Ahora os estaréis preguntando: ¿por qué coño habla de esto en una entrada que, según el título, tiene que ver con lo mal que lo pasa para aprender alemán? Pero todo tiene una explicación, joder. Resulta que el otro día, mientras me encontraba en una fiesta de Halloween a la que acudí disfrazado de Mestre Ensinador porque no tengo vergüenza, recordé todo lo que os acabo de contar, así como el hecho de que ocurriese hace la friolera de dos décadas, y entonces pregunté con curiosidad a las personas con las que me encontraba cuál era el artículo de ropa más antiguo que conservaban.

Una chica austríaca del grupo procedió a responder, y aunque la conversación estaba teniendo lugar en inglés, mantuvo el nombre alemán original de la prenda de la que habló: un Dirndl. Nos contó que el Dirndl había pertenecido a su abuela, que su madre heredó este Dirndl años atrás y que, siguiendo la tradición, ahora era ella la dueña del susodicho Dirndl.

¿Que qué es un Dirndl? Esto es un Dirndl:

fuente: trachten24.eu
O como yo lo llamo: "el traje de sevillanas austriaco"

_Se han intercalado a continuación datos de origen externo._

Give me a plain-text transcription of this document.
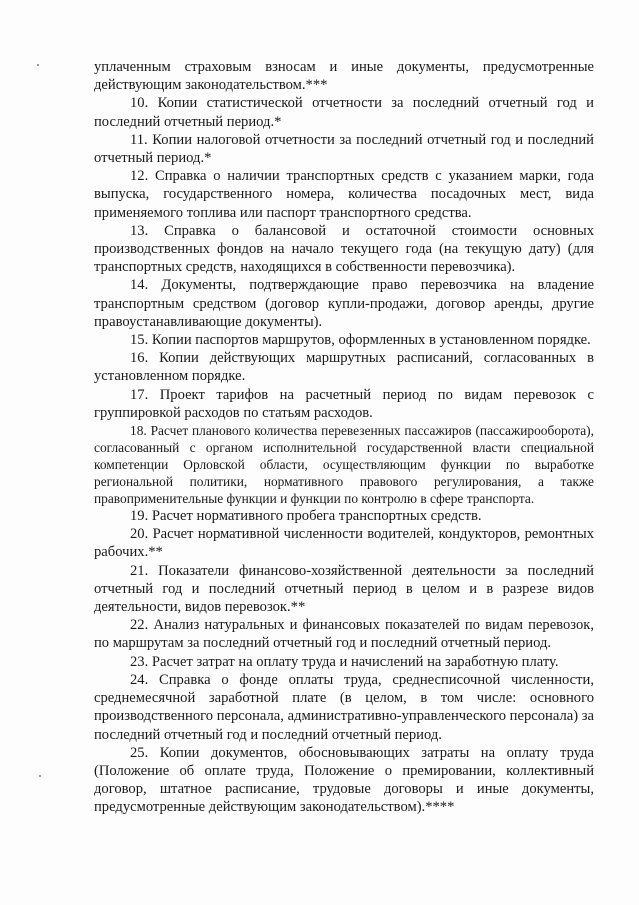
уплаченным страховым взносам и иные документы, предусмотренные действующим законодательством.***

10. Копии статистической отчетности за последний отчетный год и последний отчетный период.*

11. Копии налоговой отчетности за последний отчетный год и последний отчетный период.*

12. Справка о наличии транспортных средств с указанием марки, года выпуска, государственного номера, количества посадочных мест, вида применяемого топлива или паспорт транспортного средства.

13. Справка о балансовой и остаточной стоимости основных производственных фондов на начало текущего года (на текущую дату) (для транспортных средств, находящихся в собственности перевозчика).

14. Документы, подтверждающие право перевозчика на владение транспортным средством (договор купли-продажи, договор аренды, другие правоустанавливающие документы).

15. Копии паспортов маршрутов, оформленных в установленном порядке.

16. Копии действующих маршрутных расписаний, согласованных в установленном порядке.

17. Проект тарифов на расчетный период по видам перевозок с группировкой расходов по статьям расходов.

18. Расчет планового количества перевезенных пассажиров (пассажирооборота), согласованный с органом исполнительной государственной власти специальной компетенции Орловской области, осуществляющим функции по выработке региональной политики, нормативного правового регулирования, а также правоприменительные функции и функции по контролю в сфере транспорта.

19. Расчет нормативного пробега транспортных средств.

20. Расчет нормативной численности водителей, кондукторов, ремонтных рабочих.**

21. Показатели финансово-хозяйственной деятельности за последний отчетный год и последний отчетный период в целом и в разрезе видов деятельности, видов перевозок.**

22. Анализ натуральных и финансовых показателей по видам перевозок, по маршрутам за последний отчетный год и последний отчетный период.

23. Расчет затрат на оплату труда и начислений на заработную плату.

24. Справка о фонде оплаты труда, среднесписочной численности, среднемесячной заработной плате (в целом, в том числе: основного производственного персонала, административно-управленческого персонала) за последний отчетный год и последний отчетный период.

25. Копии документов, обосновывающих затраты на оплату труда (Положение об оплате труда, Положение о премировании, коллективный договор, штатное расписание, трудовые договоры и иные документы, предусмотренные действующим законодательством).****
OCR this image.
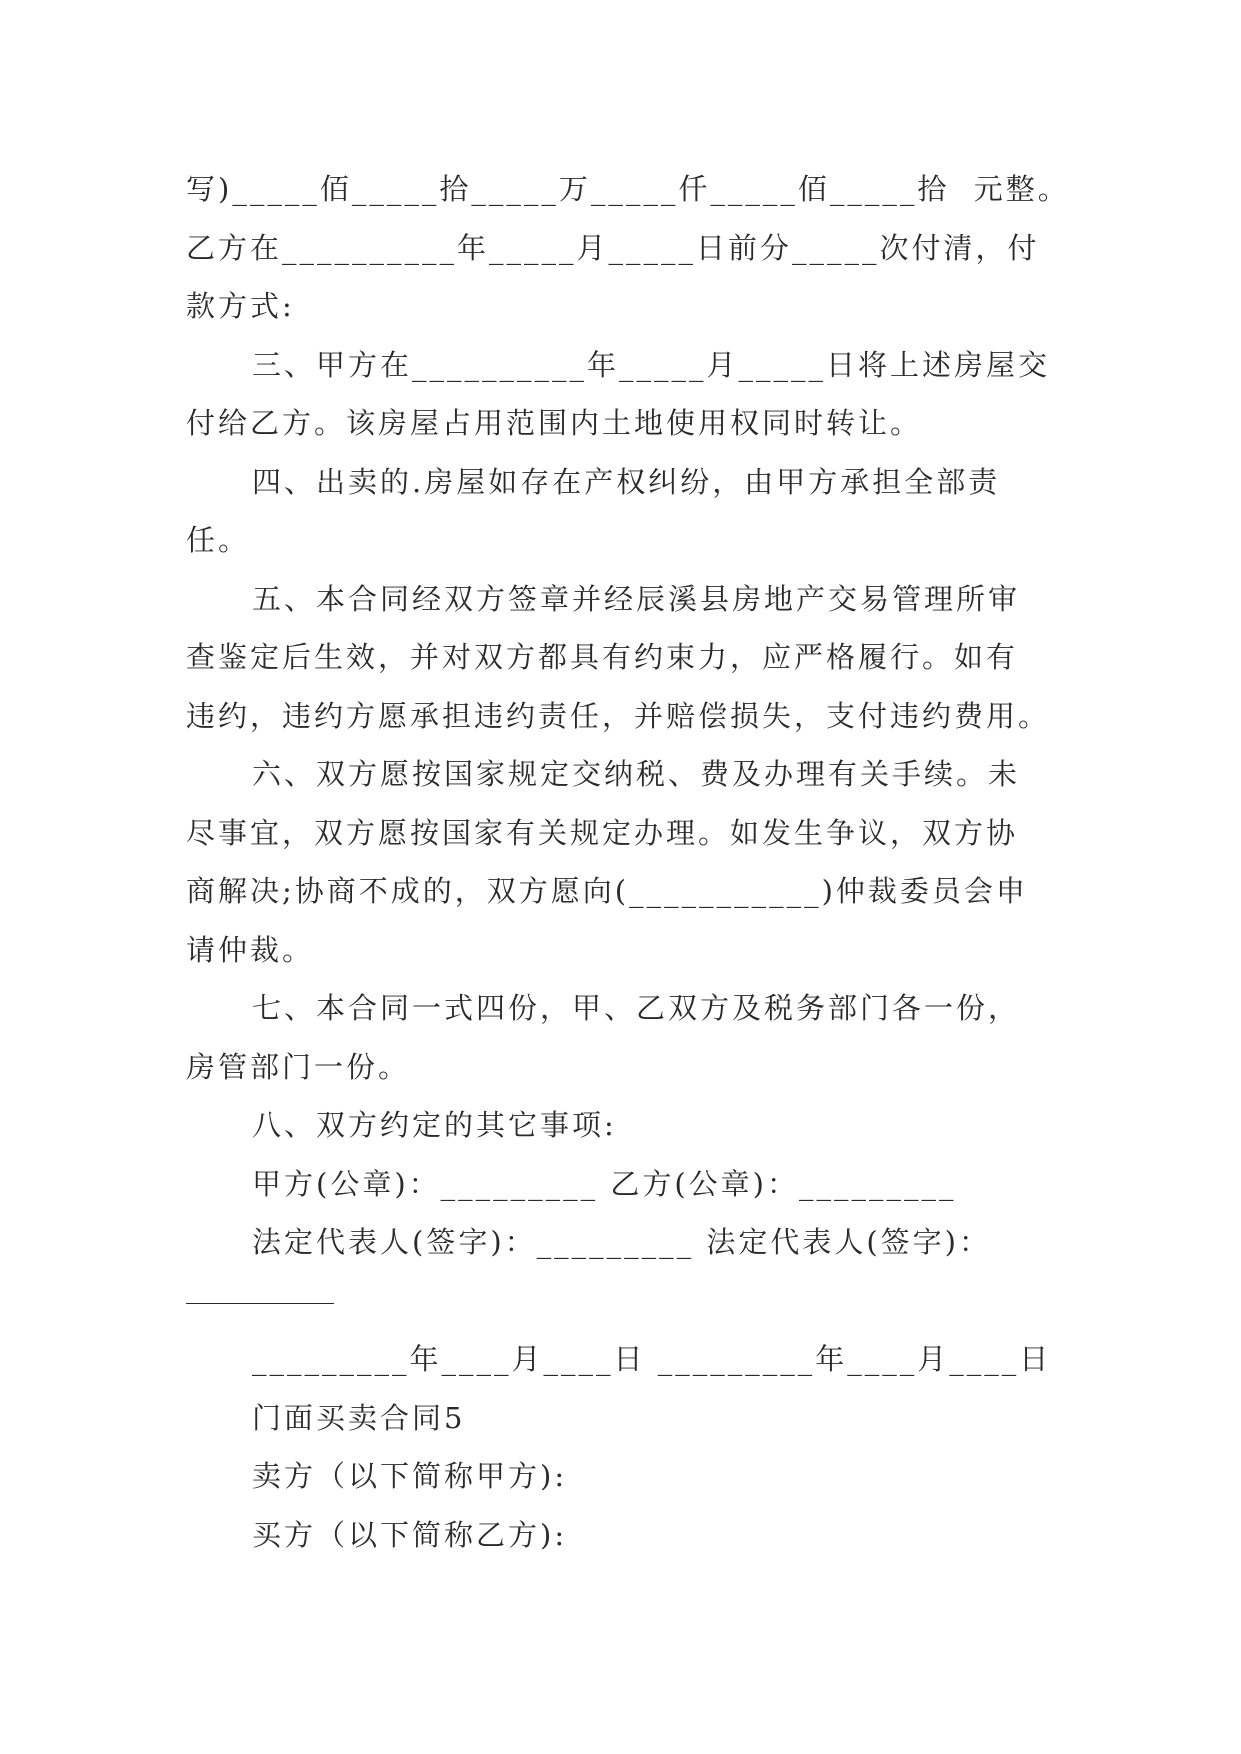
写)_____佰_____拾_____万_____仟_____佰_____拾  元整。
乙方在__________年_____月_____日前分_____次付清，付
款方式:
三、甲方在__________年_____月_____日将上述房屋交
付给乙方。该房屋占用范围内土地使用权同时转让。
四、出卖的.房屋如存在产权纠纷，由甲方承担全部责
任。
五、本合同经双方签章并经辰溪县房地产交易管理所审
查鉴定后生效，并对双方都具有约束力，应严格履行。如有
违约，违约方愿承担违约责任，并赔偿损失，支付违约费用。
六、双方愿按国家规定交纳税、费及办理有关手续。未
尽事宜，双方愿按国家有关规定办理。如发生争议，双方协
商解决;协商不成的，双方愿向(___________)仲裁委员会申
请仲裁。
七、本合同一式四份，甲、乙双方及税务部门各一份，
房管部门一份。
八、双方约定的其它事项:
甲方(公章)：_________ 乙方(公章)：_________
法定代表人(签字)：_________ 法定代表人(签字)：
_________年____月____日 _________年____月____日
门面买卖合同5
卖方（以下简称甲方):
买方（以下简称乙方):
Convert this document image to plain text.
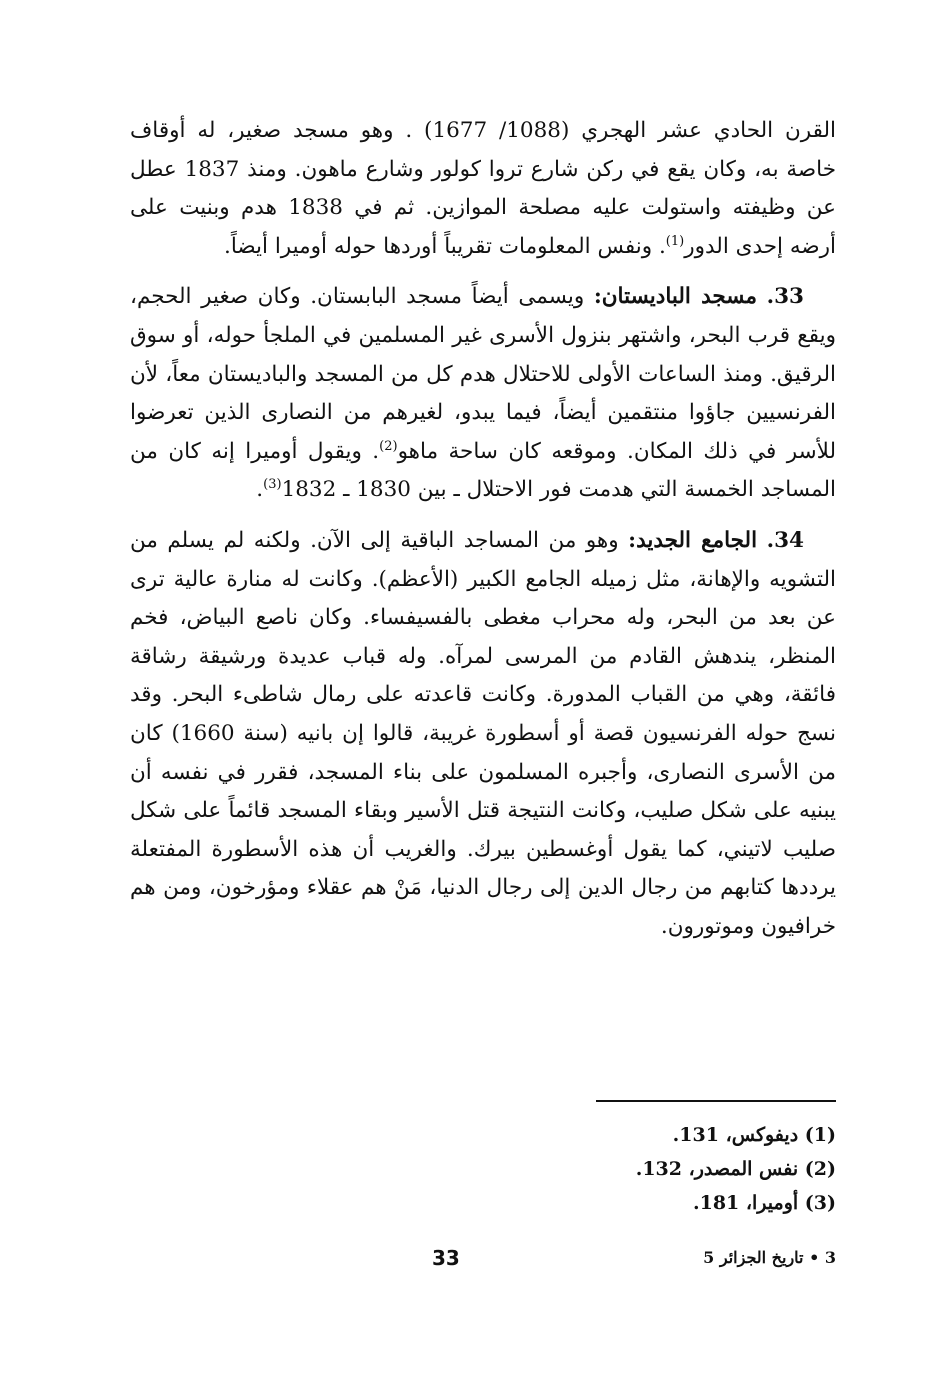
القرن الحادي عشر الهجري (1088/ 1677) . وهو مسجد صغير، له أوقاف خاصة به، وكان يقع في ركن شارع تروا كولور وشارع ماهون. ومنذ 1837 عطل عن وظيفته واستولت عليه مصلحة الموازين. ثم في 1838 هدم وبنيت على أرضه إحدى الدور$^{(1)}$. ونفس المعلومات تقريباً أوردها حوله أوميرا أيضاً.

33. مسجد الباديستان: ويسمى أيضاً مسجد البابستان. وكان صغير الحجم، ويقع قرب البحر، واشتهر بنزول الأسرى غير المسلمين في الملجأ حوله، أو سوق الرقيق. ومنذ الساعات الأولى للاحتلال هدم كل من المسجد والباديستان معاً، لأن الفرنسيين جاؤوا منتقمين أيضاً، فيما يبدو، لغيرهم من النصارى الذين تعرضوا للأسر في ذلك المكان. وموقعه كان ساحة ماهو$^{(2)}$. ويقول أوميرا إنه كان من المساجد الخمسة التي هدمت فور الاحتلال ـ بين 1830 ـ 1832$^{(3)}$.

34. الجامع الجديد: وهو من المساجد الباقية إلى الآن. ولكنه لم يسلم من التشويه والإهانة، مثل زميله الجامع الكبير (الأعظم). وكانت له منارة عالية ترى عن بعد من البحر، وله محراب مغطى بالفسيفساء. وكان ناصع البياض، فخم المنظر، يندهش القادم من المرسى لمرآه. وله قباب عديدة ورشيقة رشاقة فائقة، وهي من القباب المدورة. وكانت قاعدته على رمال شاطىء البحر. وقد نسج حوله الفرنسيون قصة أو أسطورة غريبة، قالوا إن بانيه (سنة 1660) كان من الأسرى النصارى، وأجبره المسلمون على بناء المسجد، فقرر في نفسه أن يبنيه على شكل صليب، وكانت النتيجة قتل الأسير وبقاء المسجد قائماً على شكل صليب لاتيني، كما يقول أوغسطين بيرك. والغريب أن هذه الأسطورة المفتعلة يرددها كتابهم من رجال الدين إلى رجال الدنيا، مَنْ هم عقلاء ومؤرخون، ومن هم خرافيون وموتورون.

(1) ديفوكس، 131.
(2) نفس المصدر، 132.
(3) أوميرا، 181.
3 • تاريخ الجزائر 5
33
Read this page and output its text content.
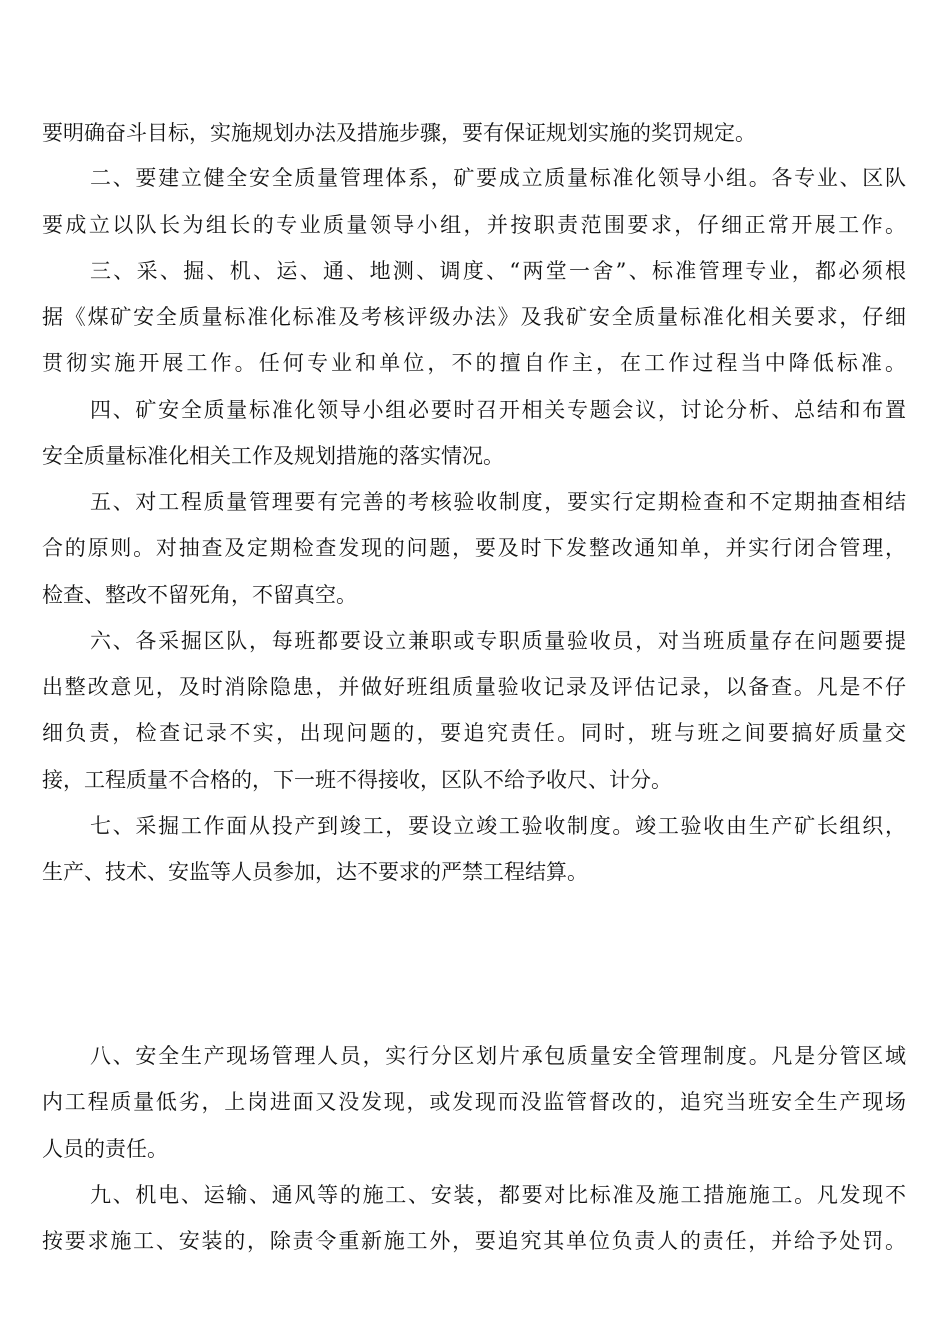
要明确奋斗目标，实施规划办法及措施步骤，要有保证规划实施的奖罚规定。
二、要建立健全安全质量管理体系，矿要成立质量标准化领导小组。各专业、区队
要成立以队长为组长的专业质量领导小组，并按职责范围要求，仔细正常开展工作。
三、采、掘、机、运、通、地测、调度、“两堂一舍”、标准管理专业，都必须根
据《煤矿安全质量标准化标准及考核评级办法》及我矿安全质量标准化相关要求，仔细
贯彻实施开展工作。任何专业和单位，不的擅自作主，在工作过程当中降低标准。
四、矿安全质量标准化领导小组必要时召开相关专题会议，讨论分析、总结和布置
安全质量标准化相关工作及规划措施的落实情况。
五、对工程质量管理要有完善的考核验收制度，要实行定期检查和不定期抽查相结
合的原则。对抽查及定期检查发现的问题，要及时下发整改通知单，并实行闭合管理，
检查、整改不留死角，不留真空。
六、各采掘区队，每班都要设立兼职或专职质量验收员，对当班质量存在问题要提
出整改意见，及时消除隐患，并做好班组质量验收记录及评估记录，以备查。凡是不仔
细负责，检查记录不实，出现问题的，要追究责任。同时，班与班之间要搞好质量交
接，工程质量不合格的，下一班不得接收，区队不给予收尺、计分。
七、采掘工作面从投产到竣工，要设立竣工验收制度。竣工验收由生产矿长组织，
生产、技术、安监等人员参加，达不要求的严禁工程结算。
八、安全生产现场管理人员，实行分区划片承包质量安全管理制度。凡是分管区域
内工程质量低劣，上岗进面又没发现，或发现而没监管督改的，追究当班安全生产现场
人员的责任。
九、机电、运输、通风等的施工、安装，都要对比标准及施工措施施工。凡发现不
按要求施工、安装的，除责令重新施工外，要追究其单位负责人的责任，并给予处罚。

Vale, yo hasta entonces había visto decenas de Dirndl por aquí: portados por mujeres de todas las edades, expuestos en escaparates o simplemente en fotos e ilustraciones. Lo que no supe hasta ese momento es que este tradicional vestido se llama Dirndl. Yo no sabía ni que existía la palabra Dirndl. Este detalle explica por qué, mientras los demás integrantes del grupo seguían con ternura la historia de cómo aquel Dirndl había pasado de generación en generación hasta llegar a manos de esta chica, yo reaccionaba con incredulidad y estupor al escuchar el mismo relato.

Y es que, en lugar de "Dirndl", entendí "dildo".